C. Case-Ready Profit-and-Loss Statements
Plaintiffs seek to compel National Beef and Tyson to produce profit-and-loss reports for case-ready operations. (Pls.' Mem. Supp. at 25; see Defs.' Mem. Opp'n at 25 & n.30.)
Plaintiff relies on the same arguments for relevance and proportionality as they made in support of their request for other case-ready operations data. (Pls.' Mem. Supp. at 25.) For the reasons given in Part II.B. supra, the Court finds National Beef's and Tyson's profit-and-loss reports neither relevant nor proportional.
Accordingly, IT IS HEREBY ORDERED that:
1. Plaintiffs' Motion to Compel the Production of Data and Documents (Dkt. No. 591) is GRANTED IN PART and DENIED IN PART, as set forth fully above.

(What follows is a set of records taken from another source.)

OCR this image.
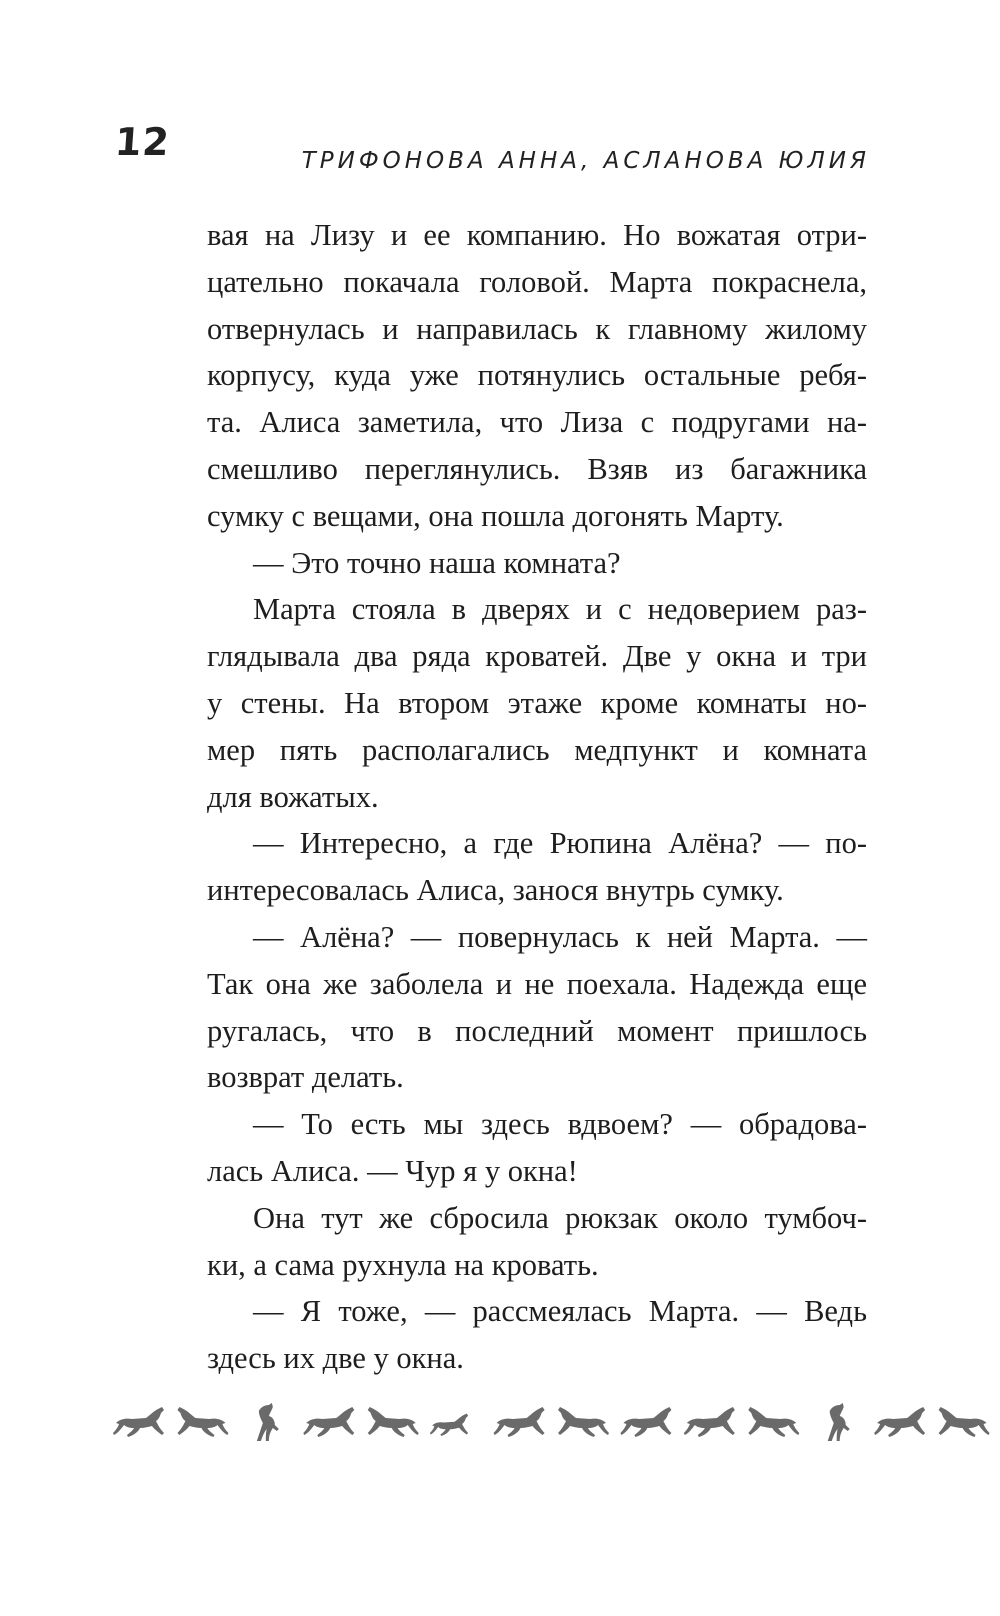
12	ТРИФОНОВА АННА, АСЛАНОВА ЮЛИЯ
вая на Лизу и ее компанию. Но вожатая отри-
цательно покачала головой. Марта покраснела,
отвернулась и направилась к главному жилому
корпусу, куда уже потянулись остальные ребя-
та. Алиса заметила, что Лиза с подругами на-
смешливо переглянулись. Взяв из багажника
сумку с вещами, она пошла догонять Марту.
— Это точно наша комната?
Марта стояла в дверях и с недоверием раз-
глядывала два ряда кроватей. Две у окна и три
у стены. На втором этаже кроме комнаты но-
мер пять располагались медпункт и комната
для вожатых.
— Интересно, а где Рюпина Алёна? — по-
интересовалась Алиса, занося внутрь сумку.
— Алёна? — повернулась к ней Марта. —
Так она же заболела и не поехала. Надежда еще
ругалась, что в последний момент пришлось
возврат делать.
— То есть мы здесь вдвоем? — обрадова-
лась Алиса. — Чур я у окна!
Она тут же сбросила рюкзак около тумбоч-
ки, а сама рухнула на кровать.
— Я тоже, — рассмеялась Марта. — Ведь
здесь их две у окна.
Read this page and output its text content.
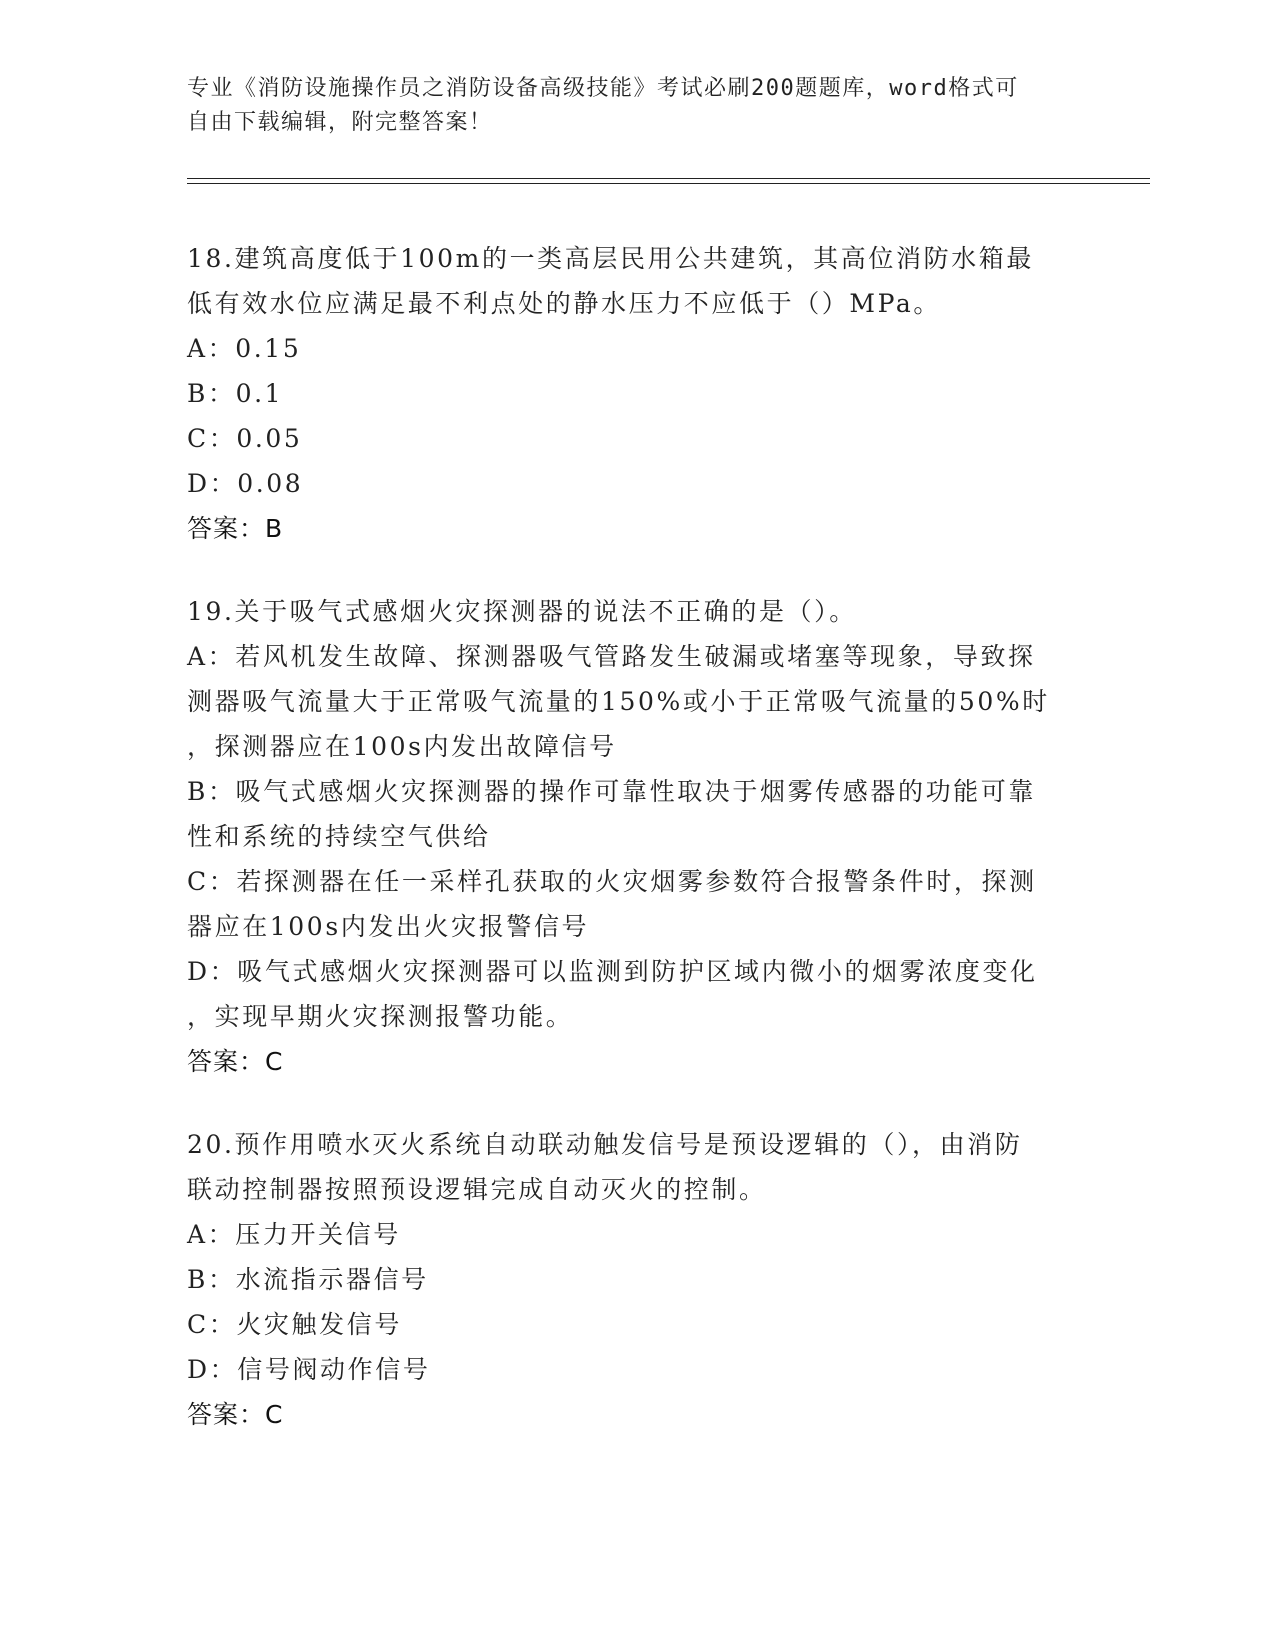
专业《消防设施操作员之消防设备高级技能》考试必刷200题题库，word格式可
自由下载编辑，附完整答案！
18.建筑高度低于100m的一类高层民用公共建筑，其高位消防水箱最
低有效水位应满足最不利点处的静水压力不应低于（）MPa。
A：0.15
B：0.1
C：0.05
D：0.08
答案：B
19.关于吸气式感烟火灾探测器的说法不正确的是（）。
A：若风机发生故障、探测器吸气管路发生破漏或堵塞等现象，导致探
测器吸气流量大于正常吸气流量的150%或小于正常吸气流量的50%时
，探测器应在100s内发出故障信号
B：吸气式感烟火灾探测器的操作可靠性取决于烟雾传感器的功能可靠
性和系统的持续空气供给
C：若探测器在任一采样孔获取的火灾烟雾参数符合报警条件时，探测
器应在100s内发出火灾报警信号
D：吸气式感烟火灾探测器可以监测到防护区域内微小的烟雾浓度变化
，实现早期火灾探测报警功能。
答案：C
20.预作用喷水灭火系统自动联动触发信号是预设逻辑的（），由消防
联动控制器按照预设逻辑完成自动灭火的控制。
A：压力开关信号
B：水流指示器信号
C：火灾触发信号
D：信号阀动作信号
答案：C
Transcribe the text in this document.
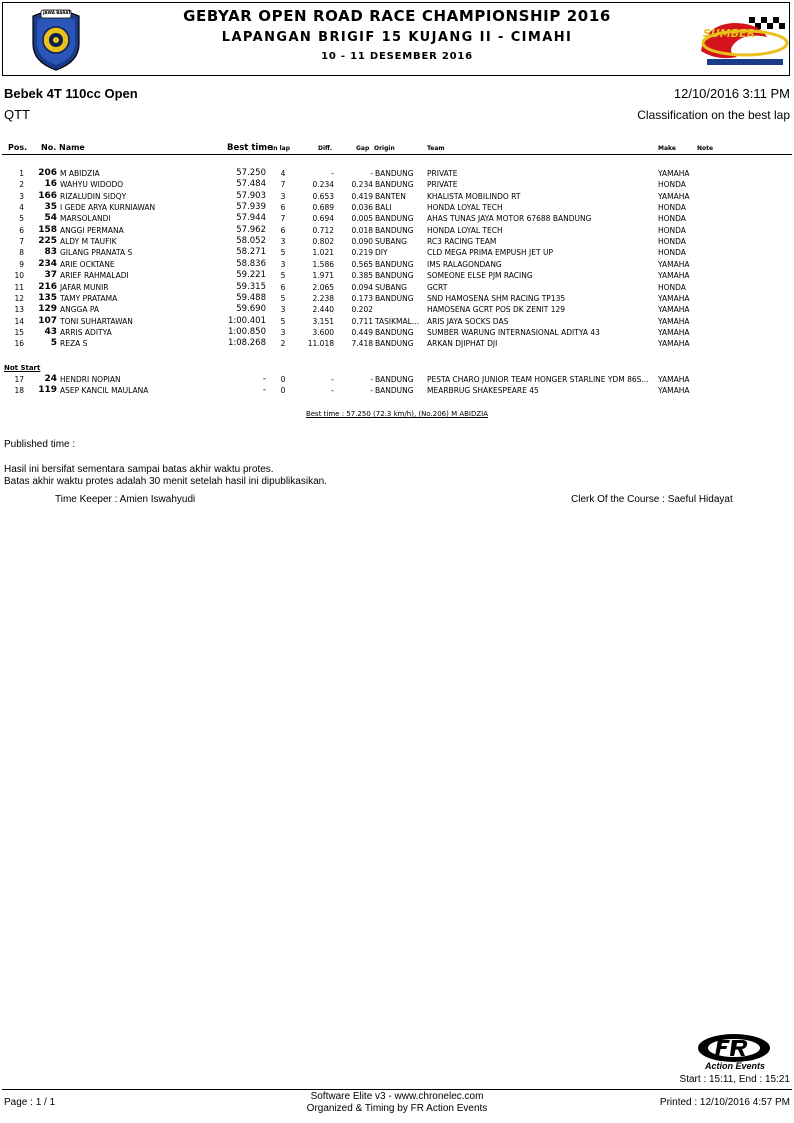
JAWA BARAT	GEBYAR OPEN ROAD RACE CHAMPIONSHIP 2016
LAPANGAN BRIGIF 15 KUJANG II - CIMAHI
10 - 11 DESEMBER 2016
SUMBER
Bebek 4T 110cc Open
QTT
12/10/2016 3:11 PM
Classification on the best lap
Pos. No. Name	Best time
In lap	Diff.	Gap Origin	Team	Make	Note
1	206 M ABIDZIA	57.250	4	-	- BANDUNG	PRIVATE	YAMAHA
2	16 WAHYU WIDODO	57.484	7	0.234	0.234 BANDUNG	PRIVATE	HONDA
3	166 RIZALUDIN SIDQY	57.903	3	0.653	0.419 BANTEN	KHALISTA MOBILINDO RT	YAMAHA
4	35 I GEDE ARYA KURNIAWAN	57.939	6	0.689	0.036 BALI	HONDA LOYAL TECH	HONDA
5	54 MARSOLANDI	57.944	7	0.694	0.005 BANDUNG	AHAS TUNAS JAYA MOTOR 67688 BANDUNG	HONDA
6	158 ANGGI PERMANA	57.962	6	0.712	0.018 BANDUNG	HONDA LOYAL TECH	HONDA
7	225 ALDY M TAUFIK	58.052	3	0.802	0.090 SUBANG	RC3 RACING TEAM	HONDA
8	83 GILANG PRANATA S	58.271	5	1.021	0.219 DIY	CLD MEGA PRIMA EMPUSH JET UP	HONDA
9	234 ARIE OCKTANE	58.836	3	1.586	0.565 BANDUNG	IMS RALAGONDANG	YAMAHA
10	37 ARIEF RAHMALADI	59.221	5	1.971	0.385 BANDUNG	SOMEONE ELSE PJM RACING	YAMAHA
11	216 JAFAR MUNIR	59.315	6	2.065	0.094 SUBANG	GCRT	HONDA
12	135 TAMY PRATAMA	59.488	5	2.238	0.173 BANDUNG	SND HAMOSENA SHM RACING TP135	YAMAHA
13	129 ANGGA PA	59.690	3	2.440	0.202	HAMOSENA GCRT POS DK ZENIT 129	YAMAHA
14	107 TONI SUHARTAWAN	1:00.401	5	3.151	0.711 TASIKMAL...	ARIS JAYA SOCKS DAS	YAMAHA
15	43 ARRIS ADITYA	1:00.850	3	3.600	0.449 BANDUNG	SUMBER WARUNG INTERNASIONAL ADITYA 43	YAMAHA
16	5 REZA S	1:08.268	2	11.018	7.418 BANDUNG	ARKAN DJIPHAT DJI	YAMAHA
Not Start
17	24 HENDRI NOPIAN	-	0	-	- BANDUNG	PESTA CHARO JUNIOR TEAM HONGER STARLINE YDM 86S...	YAMAHA
18	119 ASEP KANCIL MAULANA	-	0	-	- BANDUNG	MEARBRUG SHAKESPEARE 45	YAMAHA
Best time : 57.250 (72.3 km/h), (No.206) M ABIDZIA
Published time :
Hasil ini bersifat sementara sampai batas akhir waktu protes.
Batas akhir waktu protes adalah 30 menit setelah hasil ini dipublikasikan.
Time Keeper : Amien Iswahyudi	Clerk Of the Course : Saeful Hidayat
Action Events
Start : 15:11, End : 15:21
Page : 1 / 1
Software Elite v3 - www.chronelec.com
Organized & Timing by FR Action Events
Printed : 12/10/2016 4:57 PM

2. This Order shall be unsealed in its entirety 30 days from the date it is filed, unless the parties show in writing good cause to keep specific portions of the Order under seal. Accordingly, the parties shall promptly meet and confer regarding any redactions that may be required to protect confidential information referred to in this Order, and shall file a joint letter and proposed redacted order within 14 days from the date this Order is filed, identifying with specificity the redactions they believe are required and the basis for those redactions.